Modern football, doubtless influenced by rolling news channels, social media and radio phone-in shows, is all about knee-jerk reactions. But only by taking a more considered look at performances, assessing returns over a group of fixtures rather than a couple of games, is it possible to paint a more accurate picture of what is actually going on.
United have been on an upward trajectory since Nigel Clough’s appointment three months ago. Which is just as well given their wretched start to the season. Inevitably, though, room for improvement still remains.
The visit of Phil Parkinson’s side marks Clough’s 16th match at the helm and, over the course of that period, United average 1.33 points per game. A near two fold increase on the figure returned between August and October.
They are 13th in the form table, compared to 21st when he arrived and two places higher in the division itself. All fairly encouraging, no matter what the prophets of doom say.
Where United must still shape-up, however, is away from home where they have scored fewer goals than any of their rivals and are without a comfortable victory (a winning margin of more than one) since March.
No wonder that, in 17 away days, United can claim only six clean sheets with one of those coming in the JP Trophy and another in the FA Cup.

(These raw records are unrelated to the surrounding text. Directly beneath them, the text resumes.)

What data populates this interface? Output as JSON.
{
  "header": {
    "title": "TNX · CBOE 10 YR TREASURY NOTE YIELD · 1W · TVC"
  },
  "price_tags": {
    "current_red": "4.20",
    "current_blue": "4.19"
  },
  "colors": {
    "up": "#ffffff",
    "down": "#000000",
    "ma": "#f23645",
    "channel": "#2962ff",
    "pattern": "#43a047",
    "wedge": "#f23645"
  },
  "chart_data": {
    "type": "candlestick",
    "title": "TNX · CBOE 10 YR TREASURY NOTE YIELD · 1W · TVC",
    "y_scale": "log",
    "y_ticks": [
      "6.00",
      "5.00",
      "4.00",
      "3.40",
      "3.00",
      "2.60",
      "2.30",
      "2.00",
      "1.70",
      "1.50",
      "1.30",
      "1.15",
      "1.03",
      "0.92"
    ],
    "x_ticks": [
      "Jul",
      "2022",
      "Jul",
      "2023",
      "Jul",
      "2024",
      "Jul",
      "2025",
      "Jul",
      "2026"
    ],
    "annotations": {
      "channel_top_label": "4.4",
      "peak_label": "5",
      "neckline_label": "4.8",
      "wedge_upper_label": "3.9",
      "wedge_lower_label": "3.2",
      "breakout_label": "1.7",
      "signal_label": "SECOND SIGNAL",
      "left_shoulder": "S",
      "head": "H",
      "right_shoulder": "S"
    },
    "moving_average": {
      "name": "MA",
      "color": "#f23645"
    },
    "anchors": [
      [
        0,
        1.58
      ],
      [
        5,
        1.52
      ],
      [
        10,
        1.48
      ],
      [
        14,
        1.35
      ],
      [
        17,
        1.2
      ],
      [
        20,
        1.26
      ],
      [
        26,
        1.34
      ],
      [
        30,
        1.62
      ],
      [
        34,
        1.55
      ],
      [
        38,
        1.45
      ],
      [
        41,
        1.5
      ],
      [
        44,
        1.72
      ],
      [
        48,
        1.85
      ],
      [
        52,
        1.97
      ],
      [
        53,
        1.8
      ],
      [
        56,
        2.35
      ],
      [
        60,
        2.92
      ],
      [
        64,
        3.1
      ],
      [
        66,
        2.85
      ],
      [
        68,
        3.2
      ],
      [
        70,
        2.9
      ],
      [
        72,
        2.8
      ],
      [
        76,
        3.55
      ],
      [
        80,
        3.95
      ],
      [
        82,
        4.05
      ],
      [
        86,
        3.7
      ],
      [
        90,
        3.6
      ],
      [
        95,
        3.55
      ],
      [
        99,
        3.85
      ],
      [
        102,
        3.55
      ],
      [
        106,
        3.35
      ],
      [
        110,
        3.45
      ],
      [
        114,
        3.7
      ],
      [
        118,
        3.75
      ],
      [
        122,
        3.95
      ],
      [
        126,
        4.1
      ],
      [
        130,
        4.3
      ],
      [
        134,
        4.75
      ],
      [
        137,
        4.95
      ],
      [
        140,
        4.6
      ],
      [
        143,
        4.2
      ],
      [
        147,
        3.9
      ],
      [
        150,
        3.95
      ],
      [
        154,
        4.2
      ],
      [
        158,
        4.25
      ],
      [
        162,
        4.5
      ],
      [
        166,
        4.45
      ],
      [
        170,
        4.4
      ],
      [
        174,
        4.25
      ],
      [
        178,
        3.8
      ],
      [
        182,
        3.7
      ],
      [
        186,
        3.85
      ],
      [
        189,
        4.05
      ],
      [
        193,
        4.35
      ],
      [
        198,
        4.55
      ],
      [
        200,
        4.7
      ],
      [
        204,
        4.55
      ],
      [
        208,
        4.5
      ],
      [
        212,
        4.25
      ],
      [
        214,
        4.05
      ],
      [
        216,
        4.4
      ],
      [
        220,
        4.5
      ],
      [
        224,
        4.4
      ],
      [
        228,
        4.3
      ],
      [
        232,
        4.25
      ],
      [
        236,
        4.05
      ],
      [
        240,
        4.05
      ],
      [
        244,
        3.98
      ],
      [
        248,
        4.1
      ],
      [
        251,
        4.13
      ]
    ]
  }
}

Clough and his staff can take credit for orchestrating four, so their first team squad are clearly becoming more difficult to beat, but will not want reminding that November’s triumph over Bristol City at Ashton Gate still represents its only league success beyond Bramall Lane this term.
United, for various different reasons, were heading for the drop before there was a change at the helm. Big on reputation but low on results. They should not be a club battling against relegation but that, unfortunately, is exactly what they are which means some difficult to swallow scorelines are guaranteed.